Se secondo diversi studiosi il divismo può essere fatto risalire al mondo teatrale statunitense degli anni Venti dell'Ottocento, quando le compagnie teatrali diventando itineranti iniziano a sfruttare il nome di qualche attore per richiamare il pubblico, è soltanto con il cinema che si struttura il divismo così come abbiamo imparato a conoscerlo nel corso del Novecento.
La concentrazione della produzione in una luogo fisico ben preciso come Hollywood, un luogo per certi versi separato dal mondo dei comuni mortali, secondo Codeluppi ha finito con l'istituire una sorta di acropoli abitata dalle celebrità ben presto meta di pellegrinaggio da parte di turisti-spettatori-fan. Attraverso il divismo le case di produzione hanno stimolato, soprattutto attraverso gli articoli di costume della stampa, il rapporto tra il divo e il pubblico.

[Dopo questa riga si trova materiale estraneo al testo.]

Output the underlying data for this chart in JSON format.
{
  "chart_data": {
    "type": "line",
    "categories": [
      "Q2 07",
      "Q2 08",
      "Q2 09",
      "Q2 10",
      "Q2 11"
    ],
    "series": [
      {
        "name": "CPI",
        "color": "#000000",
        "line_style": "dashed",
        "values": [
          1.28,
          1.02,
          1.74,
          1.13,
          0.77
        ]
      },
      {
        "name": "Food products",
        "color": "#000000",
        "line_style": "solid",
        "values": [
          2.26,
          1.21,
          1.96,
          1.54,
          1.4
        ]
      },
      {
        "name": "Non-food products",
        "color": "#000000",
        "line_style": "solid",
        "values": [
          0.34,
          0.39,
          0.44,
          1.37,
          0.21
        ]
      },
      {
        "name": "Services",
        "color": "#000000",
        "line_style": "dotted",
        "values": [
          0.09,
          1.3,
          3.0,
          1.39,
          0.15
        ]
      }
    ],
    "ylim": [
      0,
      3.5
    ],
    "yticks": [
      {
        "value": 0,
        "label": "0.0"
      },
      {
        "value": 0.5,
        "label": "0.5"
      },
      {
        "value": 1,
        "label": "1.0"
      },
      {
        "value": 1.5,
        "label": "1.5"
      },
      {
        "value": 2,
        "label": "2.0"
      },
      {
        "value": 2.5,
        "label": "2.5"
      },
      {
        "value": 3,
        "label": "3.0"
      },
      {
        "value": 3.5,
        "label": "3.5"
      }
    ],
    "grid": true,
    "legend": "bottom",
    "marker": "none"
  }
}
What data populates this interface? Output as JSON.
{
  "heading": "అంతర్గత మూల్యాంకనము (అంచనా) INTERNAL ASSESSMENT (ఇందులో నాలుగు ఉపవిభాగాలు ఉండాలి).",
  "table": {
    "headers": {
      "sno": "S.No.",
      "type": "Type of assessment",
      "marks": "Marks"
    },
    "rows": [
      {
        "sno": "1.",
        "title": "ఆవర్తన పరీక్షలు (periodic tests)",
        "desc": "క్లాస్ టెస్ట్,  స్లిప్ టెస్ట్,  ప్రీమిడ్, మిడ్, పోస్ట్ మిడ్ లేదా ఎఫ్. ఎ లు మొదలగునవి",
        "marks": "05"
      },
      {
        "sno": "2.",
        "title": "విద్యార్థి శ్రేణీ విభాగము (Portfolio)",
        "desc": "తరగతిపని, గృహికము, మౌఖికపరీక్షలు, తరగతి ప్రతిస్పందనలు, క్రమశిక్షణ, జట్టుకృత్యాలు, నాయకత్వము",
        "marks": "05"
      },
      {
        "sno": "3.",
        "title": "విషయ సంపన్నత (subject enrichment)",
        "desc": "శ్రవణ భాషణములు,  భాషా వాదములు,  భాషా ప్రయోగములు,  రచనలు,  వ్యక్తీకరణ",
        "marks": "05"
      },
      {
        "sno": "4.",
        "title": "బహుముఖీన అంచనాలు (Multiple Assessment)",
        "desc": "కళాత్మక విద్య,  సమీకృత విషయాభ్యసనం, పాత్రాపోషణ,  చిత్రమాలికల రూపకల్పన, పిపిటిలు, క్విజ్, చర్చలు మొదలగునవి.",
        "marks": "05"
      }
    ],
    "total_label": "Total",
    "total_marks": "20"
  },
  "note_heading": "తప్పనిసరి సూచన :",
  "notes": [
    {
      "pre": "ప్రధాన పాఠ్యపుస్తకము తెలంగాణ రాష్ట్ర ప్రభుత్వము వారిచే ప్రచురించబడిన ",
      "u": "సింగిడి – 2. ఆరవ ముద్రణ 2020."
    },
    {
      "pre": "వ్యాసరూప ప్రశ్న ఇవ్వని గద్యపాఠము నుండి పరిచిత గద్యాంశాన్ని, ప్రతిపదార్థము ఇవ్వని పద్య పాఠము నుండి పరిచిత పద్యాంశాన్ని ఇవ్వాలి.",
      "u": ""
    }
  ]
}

Nel corso degli anni Trenta e Quaranta gli studios hollywoodiani hanno poi ulteriormente perfezionato il modello divistico gestendo direttamente e scientificamente l'immagine dei divi.
Le prime forme di divismo cinematografico sono soprattutto femminili e se in ambito americano Mary Pickford rappresenta probabilmente una delle prime dive, in ambito italiano si possono citare attrici come Lyda Borelli e Francesca Bertini, esponenti di spicco del cosiddetto “cinema delle divine”. Per quanto riguarda il divismo cinematografico maschile degli albori, Rodolfo Valentino e Douglas Fairbanks rappresentano sicuramente le punte di diamante.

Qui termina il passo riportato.